A Cor Púrpura (154’), EUA (1985), é o primeiro drama dirigido pelo aclamado cineasta Steven Spielberg. Baseado no romance homônimo da escritora estadunidense Alice Walker, que ganhou o Prêmio Pulitzer em 1983 por essa obra, A Cor Púrpura é um clássico moderno que arrebatou plateias mundo afora quando de seu lançamento, em 1985. O filme foi indicado a onze categorias do Oscar naquele ano, incluindo Melhor Filme. Apesar de não ter levado nenhuma estatueta, o filme consagrou e revelou para o grande público o talento da atriz Whoopi Goldberg, que viria a ganhar o Globo de Ouro de Melhor Atriz na categoria Drama por seu papel em A Cor Púrpura.

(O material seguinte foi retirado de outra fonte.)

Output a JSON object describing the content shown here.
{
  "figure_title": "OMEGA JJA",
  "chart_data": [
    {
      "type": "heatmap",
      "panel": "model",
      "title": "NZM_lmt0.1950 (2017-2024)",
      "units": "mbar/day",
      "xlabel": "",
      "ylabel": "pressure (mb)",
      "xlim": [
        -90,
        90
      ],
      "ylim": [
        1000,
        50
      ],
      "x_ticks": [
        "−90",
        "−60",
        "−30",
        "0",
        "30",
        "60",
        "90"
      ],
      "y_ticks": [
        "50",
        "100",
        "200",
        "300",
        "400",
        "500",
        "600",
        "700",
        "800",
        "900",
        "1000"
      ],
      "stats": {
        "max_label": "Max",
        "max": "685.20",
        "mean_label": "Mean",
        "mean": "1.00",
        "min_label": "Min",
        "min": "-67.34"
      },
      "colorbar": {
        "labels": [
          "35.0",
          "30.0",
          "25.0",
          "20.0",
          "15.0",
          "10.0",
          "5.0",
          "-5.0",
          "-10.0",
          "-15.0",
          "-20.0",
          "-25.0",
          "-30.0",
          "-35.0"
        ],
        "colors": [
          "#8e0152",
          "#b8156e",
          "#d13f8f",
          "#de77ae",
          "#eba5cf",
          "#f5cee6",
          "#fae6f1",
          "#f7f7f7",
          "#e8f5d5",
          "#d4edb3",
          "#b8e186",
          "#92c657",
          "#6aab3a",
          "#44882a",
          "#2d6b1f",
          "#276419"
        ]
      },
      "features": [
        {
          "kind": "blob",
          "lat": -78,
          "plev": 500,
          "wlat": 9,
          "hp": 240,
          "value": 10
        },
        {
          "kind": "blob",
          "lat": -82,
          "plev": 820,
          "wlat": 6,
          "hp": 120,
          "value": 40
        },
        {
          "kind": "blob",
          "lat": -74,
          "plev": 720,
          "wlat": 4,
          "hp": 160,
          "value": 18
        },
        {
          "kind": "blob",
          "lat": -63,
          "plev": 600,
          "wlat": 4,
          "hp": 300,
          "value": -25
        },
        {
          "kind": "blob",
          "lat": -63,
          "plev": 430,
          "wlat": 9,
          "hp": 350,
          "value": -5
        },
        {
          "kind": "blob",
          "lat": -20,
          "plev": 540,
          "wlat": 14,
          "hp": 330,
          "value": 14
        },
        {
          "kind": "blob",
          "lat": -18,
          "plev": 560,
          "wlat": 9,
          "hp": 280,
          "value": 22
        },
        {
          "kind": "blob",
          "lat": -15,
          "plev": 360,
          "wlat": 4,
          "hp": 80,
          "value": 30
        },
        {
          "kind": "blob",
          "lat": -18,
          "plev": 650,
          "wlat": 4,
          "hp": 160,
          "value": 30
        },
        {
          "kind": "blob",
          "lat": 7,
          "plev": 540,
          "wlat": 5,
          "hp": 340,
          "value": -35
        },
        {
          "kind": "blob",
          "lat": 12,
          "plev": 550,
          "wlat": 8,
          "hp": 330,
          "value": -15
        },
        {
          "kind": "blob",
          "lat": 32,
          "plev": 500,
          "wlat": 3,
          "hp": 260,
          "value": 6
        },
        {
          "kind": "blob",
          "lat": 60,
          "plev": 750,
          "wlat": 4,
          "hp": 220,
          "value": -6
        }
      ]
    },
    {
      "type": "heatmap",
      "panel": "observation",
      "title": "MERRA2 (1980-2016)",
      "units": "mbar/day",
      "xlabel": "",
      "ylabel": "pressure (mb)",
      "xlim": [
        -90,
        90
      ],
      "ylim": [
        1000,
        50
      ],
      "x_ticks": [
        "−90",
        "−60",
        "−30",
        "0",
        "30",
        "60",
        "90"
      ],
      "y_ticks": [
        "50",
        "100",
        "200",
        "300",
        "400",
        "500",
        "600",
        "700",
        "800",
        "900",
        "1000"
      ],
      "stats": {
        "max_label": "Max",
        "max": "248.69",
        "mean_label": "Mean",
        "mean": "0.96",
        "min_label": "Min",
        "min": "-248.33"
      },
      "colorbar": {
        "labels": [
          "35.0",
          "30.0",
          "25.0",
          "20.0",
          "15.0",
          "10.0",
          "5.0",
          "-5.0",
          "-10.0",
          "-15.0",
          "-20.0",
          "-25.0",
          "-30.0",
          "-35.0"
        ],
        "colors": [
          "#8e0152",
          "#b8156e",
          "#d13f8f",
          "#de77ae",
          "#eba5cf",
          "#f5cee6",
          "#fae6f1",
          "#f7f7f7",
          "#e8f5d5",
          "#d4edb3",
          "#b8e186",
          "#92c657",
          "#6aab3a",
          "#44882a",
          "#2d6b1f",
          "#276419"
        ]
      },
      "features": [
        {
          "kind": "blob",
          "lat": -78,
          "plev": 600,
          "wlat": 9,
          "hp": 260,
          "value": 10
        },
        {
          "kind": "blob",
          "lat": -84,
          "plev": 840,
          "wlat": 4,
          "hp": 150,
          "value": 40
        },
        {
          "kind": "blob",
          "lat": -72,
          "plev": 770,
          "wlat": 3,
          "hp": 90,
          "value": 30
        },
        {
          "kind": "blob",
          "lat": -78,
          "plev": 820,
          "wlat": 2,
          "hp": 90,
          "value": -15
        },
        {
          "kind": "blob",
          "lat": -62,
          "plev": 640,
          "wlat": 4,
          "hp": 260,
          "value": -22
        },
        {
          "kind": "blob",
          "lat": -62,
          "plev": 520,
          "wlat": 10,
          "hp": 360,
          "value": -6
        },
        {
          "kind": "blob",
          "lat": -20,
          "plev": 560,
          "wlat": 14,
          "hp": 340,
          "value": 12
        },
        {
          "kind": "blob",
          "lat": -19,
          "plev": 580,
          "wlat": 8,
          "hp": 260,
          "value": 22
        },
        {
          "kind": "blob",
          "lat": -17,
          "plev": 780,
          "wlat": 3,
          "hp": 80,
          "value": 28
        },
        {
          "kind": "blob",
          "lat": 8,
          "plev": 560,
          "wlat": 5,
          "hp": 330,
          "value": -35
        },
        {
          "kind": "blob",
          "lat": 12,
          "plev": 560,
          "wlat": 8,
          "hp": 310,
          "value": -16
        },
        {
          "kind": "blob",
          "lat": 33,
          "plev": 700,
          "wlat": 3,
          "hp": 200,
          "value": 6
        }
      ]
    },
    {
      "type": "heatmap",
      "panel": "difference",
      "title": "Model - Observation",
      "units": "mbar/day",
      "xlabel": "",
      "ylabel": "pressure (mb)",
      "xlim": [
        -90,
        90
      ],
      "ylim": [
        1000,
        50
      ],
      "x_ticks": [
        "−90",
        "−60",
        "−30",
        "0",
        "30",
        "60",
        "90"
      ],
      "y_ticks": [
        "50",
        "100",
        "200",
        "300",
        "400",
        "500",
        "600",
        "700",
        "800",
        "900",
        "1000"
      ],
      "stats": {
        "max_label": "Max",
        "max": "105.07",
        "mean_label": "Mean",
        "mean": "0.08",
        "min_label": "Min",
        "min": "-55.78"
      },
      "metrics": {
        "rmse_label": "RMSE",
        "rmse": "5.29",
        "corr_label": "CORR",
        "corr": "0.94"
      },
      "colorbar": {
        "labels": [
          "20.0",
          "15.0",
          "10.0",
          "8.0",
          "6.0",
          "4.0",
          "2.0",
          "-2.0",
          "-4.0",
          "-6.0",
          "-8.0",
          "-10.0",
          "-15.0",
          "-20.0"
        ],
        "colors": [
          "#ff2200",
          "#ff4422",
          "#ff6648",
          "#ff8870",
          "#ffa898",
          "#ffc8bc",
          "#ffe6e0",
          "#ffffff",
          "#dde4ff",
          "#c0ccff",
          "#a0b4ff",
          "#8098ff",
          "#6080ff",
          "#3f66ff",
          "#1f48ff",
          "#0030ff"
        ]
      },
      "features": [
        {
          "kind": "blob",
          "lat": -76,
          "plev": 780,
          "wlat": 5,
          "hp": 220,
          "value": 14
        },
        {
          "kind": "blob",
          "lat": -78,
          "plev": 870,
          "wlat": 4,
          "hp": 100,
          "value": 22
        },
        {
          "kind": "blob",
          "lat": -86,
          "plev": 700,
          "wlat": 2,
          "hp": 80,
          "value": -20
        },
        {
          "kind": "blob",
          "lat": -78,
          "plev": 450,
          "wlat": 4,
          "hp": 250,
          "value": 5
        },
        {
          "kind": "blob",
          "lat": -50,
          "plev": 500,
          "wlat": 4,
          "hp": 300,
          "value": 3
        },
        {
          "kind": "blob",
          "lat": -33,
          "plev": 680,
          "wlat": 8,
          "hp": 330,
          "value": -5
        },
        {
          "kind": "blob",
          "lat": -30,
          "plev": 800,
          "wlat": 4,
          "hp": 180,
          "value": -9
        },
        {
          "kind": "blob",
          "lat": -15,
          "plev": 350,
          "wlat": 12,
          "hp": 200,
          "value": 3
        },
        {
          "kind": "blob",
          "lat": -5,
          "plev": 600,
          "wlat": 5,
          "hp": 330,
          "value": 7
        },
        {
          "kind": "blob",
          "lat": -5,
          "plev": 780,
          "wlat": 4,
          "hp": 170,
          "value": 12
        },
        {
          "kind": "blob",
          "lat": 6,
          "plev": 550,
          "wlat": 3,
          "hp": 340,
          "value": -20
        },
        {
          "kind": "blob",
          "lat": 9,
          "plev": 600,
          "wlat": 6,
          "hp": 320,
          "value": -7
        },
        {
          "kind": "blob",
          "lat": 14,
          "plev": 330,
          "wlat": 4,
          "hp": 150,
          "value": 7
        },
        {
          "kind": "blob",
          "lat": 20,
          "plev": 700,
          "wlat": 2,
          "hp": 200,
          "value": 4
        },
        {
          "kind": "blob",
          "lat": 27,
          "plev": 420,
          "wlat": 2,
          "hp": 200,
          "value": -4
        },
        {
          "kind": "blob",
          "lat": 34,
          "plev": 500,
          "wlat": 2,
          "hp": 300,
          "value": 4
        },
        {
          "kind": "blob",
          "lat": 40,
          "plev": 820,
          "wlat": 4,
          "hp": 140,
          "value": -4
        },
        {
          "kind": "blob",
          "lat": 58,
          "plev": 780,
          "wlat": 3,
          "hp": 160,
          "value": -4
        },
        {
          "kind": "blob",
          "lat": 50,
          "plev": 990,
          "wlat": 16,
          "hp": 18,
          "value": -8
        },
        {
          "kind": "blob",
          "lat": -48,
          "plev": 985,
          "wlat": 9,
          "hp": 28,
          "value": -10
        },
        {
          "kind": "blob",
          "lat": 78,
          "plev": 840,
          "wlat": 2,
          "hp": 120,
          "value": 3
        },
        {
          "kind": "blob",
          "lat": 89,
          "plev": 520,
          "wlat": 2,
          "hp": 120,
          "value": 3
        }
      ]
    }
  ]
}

O filme conta a saga de Celie, vivenciada pela atriz Desreta Jackson, na fase adolescente, e por Whoopi Goldberg, na fase adulta. A história se passa no estado da Geórgia, no sul dos Estados Unidos, e começa em 1909, quando Celie é violentada por seu pai, Harris (Leonard Jackson), e acaba engravidando. Celie dá à luz um casal de gêmeos, mas, logo após o complicado parto, é separada de seus filhos, que são entregues por seu pai para um casal de missionários. Logo em seguida, Celie é separada também de sua irmã, Nettie (Akosua Busia), a pessoa a quem mais ama no mundo. Harris entrega Celie para Albert Johnson (Danny Glover), um viúvo com muitos filhos. Homem violento e machista, Albert passa a abusar de Celie, psicológica e sexualmente, além de agredi-la fisicamente e destruir sua já combalida autoestima. Algum tempo depois, Nettie foge do pai abusivo e vem se esconder na fazenda onde Celie mora com o marido. No período em que fica na fazenda, Nettie ensina Celie a ler e a escrever. No entanto, a alegria das irmãs dura pouco. Albert começa a assediar Nettie, mas tendo suas tentativas frustradas, expulsa-a da fazenda, numa das cenas mais fortes e emocionantes do filme. Antes de ir embora, Nettie pede que Celie escreva sempre para ela.

Os anos se passam e Celie se torna uma mulher cada vez mais calada e solitária, esperando a resposta de suas cartas, resposta essa que nunca chega. O filho mais velho de Albert, Harpo (Willard Pugh), casa-se com Sophia (Oprah Winfrey), uma mulher forte e impetuosa, que não se deixa subjugar pelo marido, machista como o pai. A força de Sophia choca Celie que, de tão acostumada com os abusos, sugere que Harpo bata na mulher. Revoltada, tanto com Harpo quanto com Celie, Sophia vai embora, levando consigo os filhos, mas não sem antes aconselhar Celie a não aceitar calada os abusos de Albert, e até mesmo matá-lo, se fosse preciso.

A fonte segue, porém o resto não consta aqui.